All mundane enterprises ceased during these festivities. Romans feasted and honoured diverse gods and goddesses, typically those associated with the harvest and the changing of seasons. For Roman women, the feriae augusti meant a time to worship the goddesses relevant to their own interests, deities such as Diana, the protectoress of youth and a goddess of childbirth (as Lucina, a guise of both Diana and Juno). Thus, in addition to its status as public holiday, in time Ferragosto also became associated with principally “female” matters — fertility, maternity, and children.

 

Such correlations help to explain how a pagan harvest festival, one already strongly linked to sacred female figures, evolved into a feast day for the Catholic Church’s most revered female figure, the Virgin Mary. For, as Catholic readers will surely remember, August 15th is also the Feast of the Assumption, known in Italy as La Festa dell’Assunta or L’Assunzione di Maria Vergine. One of the Church’s basic Marian dogmas, the Assumption refers to the moment Mary was taken up, or “assumed,” directly into heaven upon her death. Proclaimed official dogma by Pope Pius XII in 1950, it was assigned to August 15th on the liturgical calendar — and not by coincidence. Though unofficial, honouring Mary in August had been an established practice since the Middle Ages.

 

That the Catholic Church co-opted Ferragosto as it had done with other pagan festivals seems little disputed. History is full of shifts of this kind. Throughout the whole of Europe, firmly-rooted pagan traditions never really died out, but were absorbed rather into an ever-expanding Christian world.
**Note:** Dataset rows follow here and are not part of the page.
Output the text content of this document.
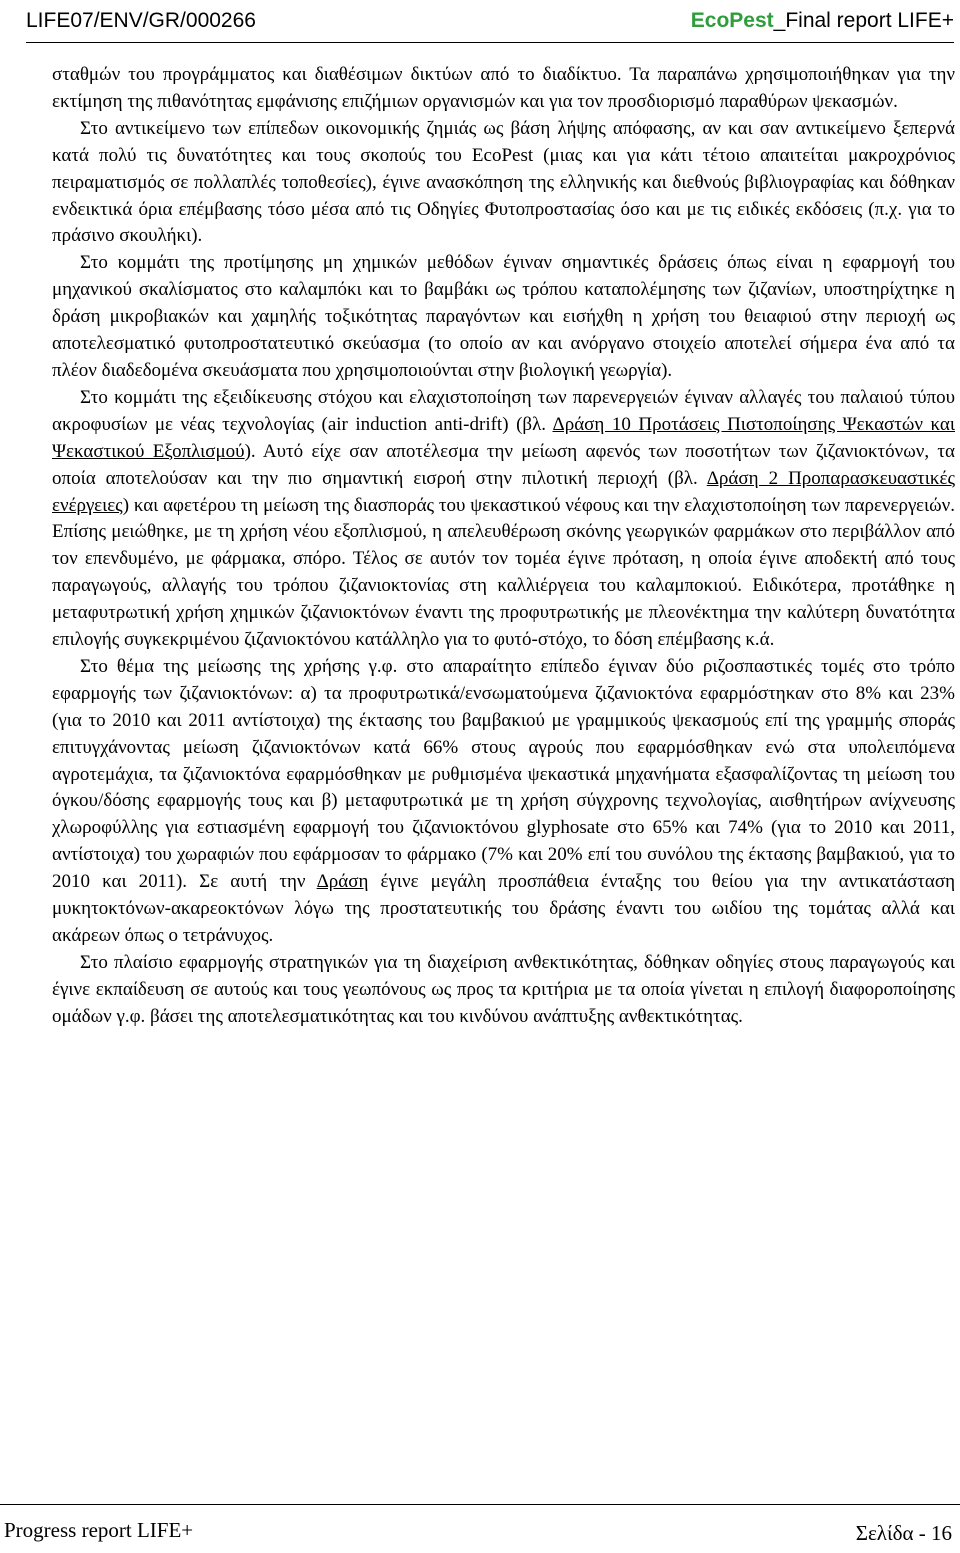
LIFE07/ENV/GR/000266	EcoPest_Final report LIFE+

σταθμών του προγράμματος και διαθέσιμων δικτύων από το διαδίκτυο. Τα παραπάνω χρησιμοποιήθηκαν για την εκτίμηση της πιθανότητας εμφάνισης επιζήμιων οργανισμών και για τον προσδιορισμό παραθύρων ψεκασμών.

Στο αντικείμενο των επίπεδων οικονομικής ζημιάς ως βάση λήψης απόφασης, αν και σαν αντικείμενο ξεπερνά κατά πολύ τις δυνατότητες και τους σκοπούς του EcoPest (μιας και για κάτι τέτοιο απαιτείται μακροχρόνιος πειραματισμός σε πολλαπλές τοποθεσίες), έγινε ανασκόπηση της ελληνικής και διεθνούς βιβλιογραφίας και δόθηκαν ενδεικτικά όρια επέμβασης τόσο μέσα από τις Οδηγίες Φυτοπροστασίας όσο και με τις ειδικές εκδόσεις (π.χ. για το πράσινο σκουλήκι).

Στο κομμάτι της προτίμησης μη χημικών μεθόδων έγιναν σημαντικές δράσεις όπως είναι η εφαρμογή του μηχανικού σκαλίσματος στο καλαμπόκι και το βαμβάκι ως τρόπου καταπολέμησης των ζιζανίων, υποστηρίχτηκε η δράση μικροβιακών και χαμηλής τοξικότητας παραγόντων και εισήχθη η χρήση του θειαφιού στην περιοχή ως αποτελεσματικό φυτοπροστατευτικό σκεύασμα (το οποίο αν και ανόργανο στοιχείο αποτελεί σήμερα ένα από τα πλέον διαδεδομένα σκευάσματα που χρησιμοποιούνται στην βιολογική γεωργία).

Στο κομμάτι της εξειδίκευσης στόχου και ελαχιστοποίηση των παρενεργειών έγιναν αλλαγές του παλαιού τύπου ακροφυσίων με νέας τεχνολογίας (air induction anti-drift) (βλ. Δράση 10 Προτάσεις Πιστοποίησης Ψεκαστών και Ψεκαστικού Εξοπλισμού). Αυτό είχε σαν αποτέλεσμα την μείωση αφενός των ποσοτήτων των ζιζανιοκτόνων, τα οποία αποτελούσαν και την πιο σημαντική εισροή στην πιλοτική περιοχή (βλ. Δράση 2 Προπαρασκευαστικές ενέργειες) και αφετέρου τη μείωση της διασποράς του ψεκαστικού νέφους και την ελαχιστοποίηση των παρενεργειών. Επίσης μειώθηκε, με τη χρήση νέου εξοπλισμού, η απελευθέρωση σκόνης γεωργικών φαρμάκων στο περιβάλλον από τον επενδυμένο, με φάρμακα, σπόρο. Τέλος σε αυτόν τον τομέα έγινε πρόταση, η οποία έγινε αποδεκτή από τους παραγωγούς, αλλαγής του τρόπου ζιζανιοκτονίας στη καλλιέργεια του καλαμποκιού. Ειδικότερα, προτάθηκε η μεταφυτρωτική χρήση χημικών ζιζανιοκτόνων έναντι της προφυτρωτικής με πλεονέκτημα την καλύτερη δυνατότητα επιλογής συγκεκριμένου ζιζανιοκτόνου κατάλληλο για το φυτό-στόχο, το δόση επέμβασης κ.ά.

Στο θέμα της μείωσης της χρήσης γ.φ. στο απαραίτητο επίπεδο έγιναν δύο ριζοσπαστικές τομές στο τρόπο εφαρμογής των ζιζανιοκτόνων: α) τα προφυτρωτικά/ενσωματούμενα ζιζανιοκτόνα εφαρμόστηκαν στο 8% και 23% (για το 2010 και 2011 αντίστοιχα) της έκτασης του βαμβακιού με γραμμικούς ψεκασμούς επί της γραμμής σποράς επιτυγχάνοντας μείωση ζιζανιοκτόνων κατά 66% στους αγρούς που εφαρμόσθηκαν ενώ στα υπολειπόμενα αγροτεμάχια, τα ζιζανιοκτόνα εφαρμόσθηκαν με ρυθμισμένα ψεκαστικά μηχανήματα εξασφαλίζοντας τη μείωση του όγκου/δόσης εφαρμογής τους και β) μεταφυτρωτικά με τη χρήση σύγχρονης τεχνολογίας, αισθητήρων ανίχνευσης χλωροφύλλης για εστιασμένη εφαρμογή του ζιζανιοκτόνου glyphosate στο 65% και 74% (για το 2010 και 2011, αντίστοιχα) του χωραφιών που εφάρμοσαν το φάρμακο (7% και 20% επί του συνόλου της έκτασης βαμβακιού, για το 2010 και 2011). Σε αυτή την Δράση έγινε μεγάλη προσπάθεια ένταξης του θείου για την αντικατάσταση μυκητοκτόνων-ακαρεοκτόνων λόγω της προστατευτικής του δράσης έναντι του ωιδίου της τομάτας αλλά και ακάρεων όπως ο τετράνυχος.

Στο πλαίσιο εφαρμογής στρατηγικών για τη διαχείριση ανθεκτικότητας, δόθηκαν οδηγίες στους παραγωγούς και έγινε εκπαίδευση σε αυτούς και τους γεωπόνους ως προς τα κριτήρια με τα οποία γίνεται η επιλογή διαφοροποίησης ομάδων γ.φ. βάσει της αποτελεσματικότητας και του κινδύνου ανάπτυξης ανθεκτικότητας.

Progress report LIFE+	Σελίδα - 16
Many Christian saints, including Mary, came to bear symbolic resemblance to prior religious figures; and even the most desultory look at the roots of Christmas and Easter quickly reveals a strong connection to ancient pagan antecedents.

 

From her Greek and Roman predecessors, Mary inherited strong associations with fertility, purity, and maternal strength: Mary’s triumph over death, for instance, recalls the symbology of Ceres, who, as the goddess of corn, died each year come harvest time, but every spring was re-sowed, reborn; The flowers said to have bloomed spontaneously at Mary’s tomb (usually roses or lilies) as angels conveyed her to heaven, parallel the grain, corn husks, and other harvest flora that for ages had been associated of her forerunners; and, even today, Catholics pray to Mary for guidance and care in childbirth just as pagan women sought the aid of Juno, Roman goddess of marriage and childbirth.

 

What does all this mean to Italians today, if anything? In a culture where the line separating secular from religious is often blurred, the 15th of August represents an outright blind spot. While acknowledging regional differences (in the South, devotion to Mary is known to be much more rigorous), Ferragosto seems to me overwhelmingly laical in practice. The Italians I know all consider Ferragosto a day to “get away,” usually at the beach, perhaps a hike in the mountains or a leisurely lunch with family. It certainly is not a day spent closed inside a church. Yet, the dogma of the Assumption is fundamental to Roman Catholic belief, and one to be observed accordingly. So why aren’t the church pews as crowded as the seashores on this day? True to her dichotomous character, Italy offers no simple answers to questions of faith or tradition.

 

Two books were particularly helpful in the preparation of this article:

 

A Traveller’s History of Italy by Valerio Lintner and Mythology by Edith Hamilton.